DNS policy with Multi WAN system & diverse latencies
-
I have two WAN gateways: WAN1 is for a high latency satellite service. WAN2 is for a much lower latency cellular service. I would like to introduce a policy that would use WAN2 for DNS resolution and use WAN1 for all other internet traffic. I presently use pfSense version 2.4.5-RELEASE-p1 with Resolver in forwarding mode.
Is such a policy already effectively active with the default resolver settings, in that DNS Resolver will send out simultaneous requests on all “Outgoing Network Interfaces” and act on the first useful response that it receives, which would normally be on the low latency WAN2?

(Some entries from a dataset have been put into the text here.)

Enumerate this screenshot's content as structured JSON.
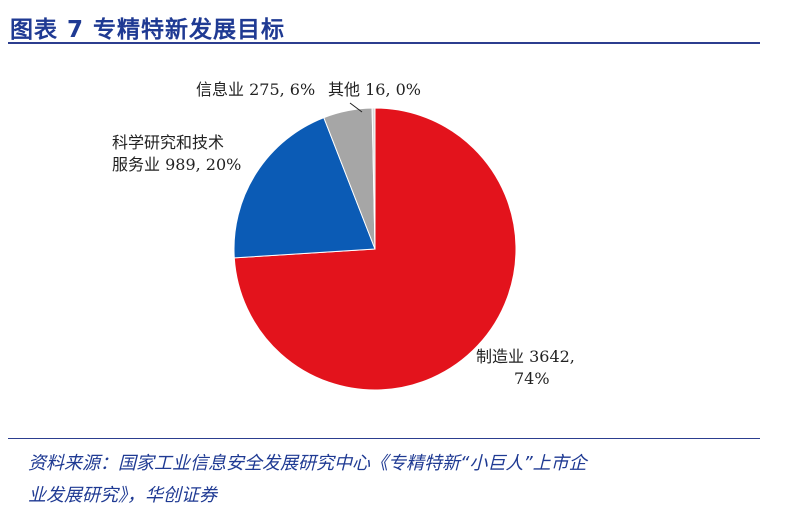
{
  "header": {
    "title": "图表  7    专精特新发展目标"
  },
  "chart_data": {
    "type": "pie",
    "title": "",
    "slices": [
      {
        "name": "制造业",
        "value": 3642,
        "percent": "74%",
        "color": "#e3131c",
        "label_lines": [
          "制造业 3642,",
          "74%"
        ]
      },
      {
        "name": "科学研究和技术服务业",
        "value": 989,
        "percent": "20%",
        "color": "#0b5bb5",
        "label_lines": [
          "科学研究和技术",
          "服务业 989, 20%"
        ]
      },
      {
        "name": "信息业",
        "value": 275,
        "percent": "6%",
        "color": "#a6a6a6",
        "label_lines": [
          "信息业 275, 6%"
        ]
      },
      {
        "name": "其他",
        "value": 16,
        "percent": "0%",
        "color": "#d9d9d9",
        "label_lines": [
          "其他 16, 0%"
        ]
      }
    ]
  },
  "footer": {
    "source_line1": "资料来源：国家工业信息安全发展研究中心《专精特新“小巨人”上市企",
    "source_line2": "业发展研究》，华创证券"
  }
}
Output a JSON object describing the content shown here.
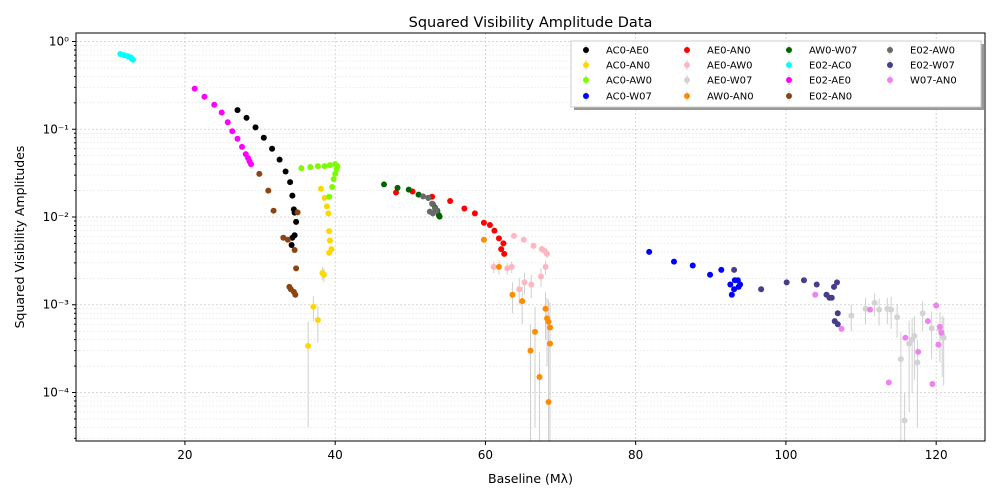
{
  "chart_data": {
    "type": "scatter",
    "title": "Squared Visibility Amplitude Data",
    "xlabel": "Baseline (Mλ)",
    "ylabel": "Squared Visibility Amplitudes",
    "xlim": [
      5.5,
      126.5
    ],
    "ylim": [
      2.8e-05,
      1.25
    ],
    "yscale": "log",
    "x_ticks": [
      20,
      40,
      60,
      80,
      100,
      120
    ],
    "x_tick_labels": [
      "20",
      "40",
      "60",
      "80",
      "100",
      "120"
    ],
    "y_ticks": [
      0.0001,
      0.001,
      0.01,
      0.1,
      1
    ],
    "y_tick_labels": [
      "10⁻⁴",
      "10⁻³",
      "10⁻²",
      "10⁻¹",
      "10⁰"
    ],
    "grid": true,
    "legend_position": "top-right",
    "series": [
      {
        "name": "AC0-AE0",
        "color": "#000000",
        "points": [
          [
            27.0,
            0.165
          ],
          [
            28.2,
            0.135
          ],
          [
            29.4,
            0.105
          ],
          [
            30.5,
            0.08
          ],
          [
            31.6,
            0.06
          ],
          [
            32.6,
            0.045
          ],
          [
            33.4,
            0.033
          ],
          [
            34.0,
            0.025
          ],
          [
            34.3,
            0.0175
          ],
          [
            34.5,
            0.0122
          ],
          [
            34.6,
            0.0112
          ],
          [
            34.8,
            0.0088
          ],
          [
            34.6,
            0.0062
          ],
          [
            34.3,
            0.0058
          ],
          [
            34.2,
            0.0048
          ]
        ],
        "errors": [
          0,
          0,
          0,
          0,
          0,
          0,
          0,
          0,
          0,
          0,
          0,
          0,
          0,
          0,
          0
        ]
      },
      {
        "name": "AC0-AN0",
        "color": "#ffd700",
        "points": [
          [
            38.1,
            0.021
          ],
          [
            38.6,
            0.0165
          ],
          [
            38.9,
            0.0132
          ],
          [
            39.1,
            0.011
          ],
          [
            39.2,
            0.0069
          ],
          [
            39.3,
            0.0054
          ],
          [
            39.5,
            0.0043
          ],
          [
            39.2,
            0.0039
          ],
          [
            38.3,
            0.0023
          ],
          [
            38.5,
            0.0022
          ],
          [
            37.1,
            0.00095
          ],
          [
            37.7,
            0.00067
          ],
          [
            36.4,
            0.00034
          ]
        ],
        "errors": [
          0,
          0,
          0,
          0,
          0,
          0,
          0,
          0,
          0.0004,
          0.0004,
          0.0003,
          0.0003,
          0.0003
        ]
      },
      {
        "name": "AC0-AW0",
        "color": "#7cfc00",
        "points": [
          [
            35.5,
            0.036
          ],
          [
            36.7,
            0.037
          ],
          [
            37.7,
            0.038
          ],
          [
            38.6,
            0.038
          ],
          [
            39.3,
            0.039
          ],
          [
            40.0,
            0.04
          ],
          [
            40.3,
            0.038
          ],
          [
            40.2,
            0.035
          ],
          [
            40.0,
            0.031
          ],
          [
            39.8,
            0.027
          ],
          [
            39.6,
            0.022
          ],
          [
            39.2,
            0.017
          ]
        ],
        "errors": [
          0,
          0,
          0,
          0,
          0,
          0,
          0,
          0,
          0,
          0,
          0,
          0
        ]
      },
      {
        "name": "AC0-W07",
        "color": "#0000ff",
        "points": [
          [
            81.8,
            0.004
          ],
          [
            85.1,
            0.0031
          ],
          [
            87.6,
            0.0028
          ],
          [
            89.9,
            0.0022
          ],
          [
            91.4,
            0.0025
          ],
          [
            92.6,
            0.0017
          ],
          [
            93.1,
            0.0015
          ],
          [
            93.6,
            0.0019
          ],
          [
            93.9,
            0.0017
          ],
          [
            93.7,
            0.0016
          ],
          [
            93.2,
            0.0019
          ],
          [
            92.8,
            0.0013
          ]
        ],
        "errors": [
          0,
          0,
          0,
          0,
          0,
          0,
          0,
          0,
          0,
          0,
          0,
          0
        ]
      },
      {
        "name": "AE0-AN0",
        "color": "#ff0000",
        "points": [
          [
            48.1,
            0.019
          ],
          [
            50.3,
            0.0195
          ],
          [
            52.9,
            0.017
          ],
          [
            55.3,
            0.0152
          ],
          [
            57.2,
            0.0125
          ],
          [
            58.6,
            0.011
          ],
          [
            59.8,
            0.0086
          ],
          [
            60.6,
            0.0081
          ],
          [
            61.2,
            0.007
          ],
          [
            61.8,
            0.0057
          ],
          [
            62.4,
            0.005
          ],
          [
            62.1,
            0.0043
          ],
          [
            62.5,
            0.0038
          ]
        ],
        "errors": [
          0,
          0,
          0,
          0,
          0,
          0,
          0,
          0,
          0,
          0,
          0,
          0,
          0
        ]
      },
      {
        "name": "AE0-AW0",
        "color": "#ffb6c1",
        "points": [
          [
            61.1,
            0.0027
          ],
          [
            62.9,
            0.0026
          ],
          [
            63.5,
            0.0027
          ],
          [
            64.5,
            0.0015
          ],
          [
            65.2,
            0.0018
          ],
          [
            66.1,
            0.0017
          ],
          [
            66.4,
            0.0047
          ],
          [
            67.5,
            0.0043
          ],
          [
            67.9,
            0.0041
          ],
          [
            68.2,
            0.0038
          ],
          [
            68.0,
            0.0027
          ],
          [
            67.4,
            0.0021
          ],
          [
            63.8,
            0.0061
          ],
          [
            65.1,
            0.0055
          ]
        ],
        "errors": [
          0.0004,
          0.0004,
          0.0004,
          0.0005,
          0.0005,
          0.0005,
          0.0004,
          0.0004,
          0.0004,
          0.0004,
          0.0005,
          0.0005,
          0,
          0
        ]
      },
      {
        "name": "AE0-W07",
        "color": "#d3d3d3",
        "points": [
          [
            108.7,
            0.00075
          ],
          [
            110.6,
            0.0009
          ],
          [
            111.8,
            0.00105
          ],
          [
            112.4,
            0.00088
          ],
          [
            113.5,
            0.0009
          ],
          [
            114.0,
            0.00088
          ],
          [
            114.8,
            0.00072
          ],
          [
            115.3,
            0.00024
          ],
          [
            115.8,
            4.8e-05
          ],
          [
            116.4,
            0.00036
          ],
          [
            117.1,
            0.00044
          ],
          [
            116.8,
            0.0004
          ],
          [
            117.5,
            0.00022
          ],
          [
            118.2,
            0.0008
          ],
          [
            119.4,
            0.00054
          ],
          [
            120.5,
            0.00052
          ],
          [
            120.8,
            0.00045
          ],
          [
            121.0,
            0.00042
          ]
        ],
        "errors": [
          0.00025,
          0.0003,
          0.0003,
          0.0003,
          0.0003,
          0.00035,
          0.0003,
          0.00025,
          5e-05,
          0.0003,
          0.0003,
          0.0003,
          0.00018,
          0.0003,
          0.0003,
          0.0003,
          0.0003,
          0.0003
        ]
      },
      {
        "name": "AW0-AN0",
        "color": "#ff8c00",
        "points": [
          [
            59.8,
            0.0055
          ],
          [
            61.8,
            0.0027
          ],
          [
            63.6,
            0.0013
          ],
          [
            64.9,
            0.0011
          ],
          [
            66.6,
            0.00049
          ],
          [
            66.0,
            0.0003
          ],
          [
            67.2,
            0.00015
          ],
          [
            68.0,
            0.0009
          ],
          [
            68.2,
            0.0007
          ],
          [
            68.4,
            0.00064
          ],
          [
            68.6,
            0.00055
          ],
          [
            68.6,
            0.00036
          ],
          [
            68.4,
            7.8e-05
          ]
        ],
        "errors": [
          0,
          0.0005,
          0.0005,
          0.0005,
          0.00045,
          0.0003,
          0.00014,
          0.0005,
          0.0005,
          0.0005,
          0.0005,
          0.0004,
          8e-05
        ]
      },
      {
        "name": "AW0-W07",
        "color": "#006400",
        "points": [
          [
            46.5,
            0.0235
          ],
          [
            48.3,
            0.0215
          ],
          [
            49.8,
            0.0205
          ],
          [
            51.1,
            0.018
          ],
          [
            52.4,
            0.0165
          ],
          [
            53.0,
            0.014
          ],
          [
            53.3,
            0.0128
          ],
          [
            53.6,
            0.0118
          ],
          [
            53.8,
            0.0105
          ],
          [
            53.9,
            0.0101
          ]
        ],
        "errors": [
          0,
          0,
          0,
          0,
          0,
          0,
          0,
          0,
          0,
          0
        ]
      },
      {
        "name": "E02-AC0",
        "color": "#00ffff",
        "points": [
          [
            11.4,
            0.72
          ],
          [
            11.9,
            0.7
          ],
          [
            12.4,
            0.68
          ],
          [
            12.8,
            0.66
          ],
          [
            13.1,
            0.62
          ],
          [
            12.9,
            0.64
          ]
        ],
        "errors": [
          0,
          0,
          0,
          0,
          0,
          0
        ]
      },
      {
        "name": "E02-AE0",
        "color": "#ff00ff",
        "points": [
          [
            21.3,
            0.29
          ],
          [
            22.6,
            0.235
          ],
          [
            23.9,
            0.19
          ],
          [
            24.9,
            0.155
          ],
          [
            25.7,
            0.12
          ],
          [
            26.3,
            0.095
          ],
          [
            27.0,
            0.078
          ],
          [
            27.6,
            0.063
          ],
          [
            28.1,
            0.052
          ],
          [
            28.4,
            0.047
          ],
          [
            28.6,
            0.043
          ],
          [
            28.8,
            0.04
          ]
        ],
        "errors": [
          0,
          0,
          0,
          0,
          0,
          0,
          0,
          0,
          0,
          0,
          0,
          0
        ]
      },
      {
        "name": "E02-AN0",
        "color": "#8b4513",
        "points": [
          [
            29.9,
            0.031
          ],
          [
            31.1,
            0.02
          ],
          [
            31.8,
            0.0118
          ],
          [
            33.1,
            0.0058
          ],
          [
            33.7,
            0.0055
          ],
          [
            34.6,
            0.0042
          ],
          [
            34.8,
            0.0026
          ],
          [
            35.0,
            0.0113
          ],
          [
            33.9,
            0.0016
          ],
          [
            34.1,
            0.0015
          ],
          [
            34.5,
            0.0014
          ],
          [
            34.7,
            0.0013
          ]
        ],
        "errors": [
          0,
          0,
          0,
          0,
          0,
          0,
          0,
          0,
          0,
          0,
          0,
          0
        ]
      },
      {
        "name": "E02-AW0",
        "color": "#696969",
        "points": [
          [
            51.7,
            0.0172
          ],
          [
            52.4,
            0.0165
          ],
          [
            52.6,
            0.0115
          ],
          [
            53.0,
            0.011
          ],
          [
            53.3,
            0.0125
          ],
          [
            53.5,
            0.0118
          ],
          [
            52.9,
            0.0142
          ]
        ],
        "errors": [
          0,
          0,
          0,
          0,
          0,
          0,
          0
        ]
      },
      {
        "name": "E02-W07",
        "color": "#483d8b",
        "points": [
          [
            93.1,
            0.0025
          ],
          [
            96.7,
            0.0015
          ],
          [
            100.1,
            0.0018
          ],
          [
            102.4,
            0.0019
          ],
          [
            104.1,
            0.0017
          ],
          [
            105.4,
            0.0013
          ],
          [
            105.8,
            0.0012
          ],
          [
            106.1,
            0.0012
          ],
          [
            106.4,
            0.0016
          ],
          [
            106.8,
            0.0018
          ],
          [
            106.9,
            0.0008
          ],
          [
            106.5,
            0.00065
          ],
          [
            106.9,
            0.0006
          ]
        ],
        "errors": [
          0,
          0,
          0,
          0,
          0,
          0,
          0,
          0,
          0,
          0,
          0,
          0,
          0
        ]
      },
      {
        "name": "W07-AN0",
        "color": "#ee82ee",
        "points": [
          [
            103.9,
            0.0013
          ],
          [
            107.4,
            0.00053
          ],
          [
            111.2,
            0.00088
          ],
          [
            113.7,
            0.00013
          ],
          [
            115.9,
            0.00042
          ],
          [
            117.6,
            0.00029
          ],
          [
            118.9,
            0.00065
          ],
          [
            119.5,
            0.000125
          ],
          [
            120.0,
            0.00098
          ],
          [
            120.3,
            0.00035
          ],
          [
            120.5,
            0.00056
          ],
          [
            120.7,
            0.00048
          ]
        ],
        "errors": [
          0,
          0,
          0,
          0,
          0,
          0,
          0,
          0,
          0,
          0,
          0,
          0
        ]
      }
    ]
  }
}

What would be the simplest and/or best way to accommodate my DNS policy?
-
@brucexling in the past I have done what you’re trying to do (if I recall right) by selecting the specific wan-like interface I wanted queries to go through for outbound dns queries versus all in the dns resolver settings. This would force every request to go out that interface. That should do the job. The only down side is that if that interface goes down, you’ll have no DNS resolution but I never really had that issue.
-
I am still wondering if it would be better to just leave things at default settings, ie. “By default all interfaces are used.” for Outgoing Network Interfaces. In that case the request goes out on all interfaces, and the first response is adopted. The time penalty for this approach I surmise would be negligible compared to singling out WAN2 for requests. A further benefit would be the effective failover to WAN1 in the event that WAN2 goes down.
-
@brucexling as far as general latency I think that should be fine. DNS lookups are pretty quick and if you’re using a forwarder as you say, the cached response from the authoritative server should be fast too. In general, if it ain’t broke, leave it the hell alone.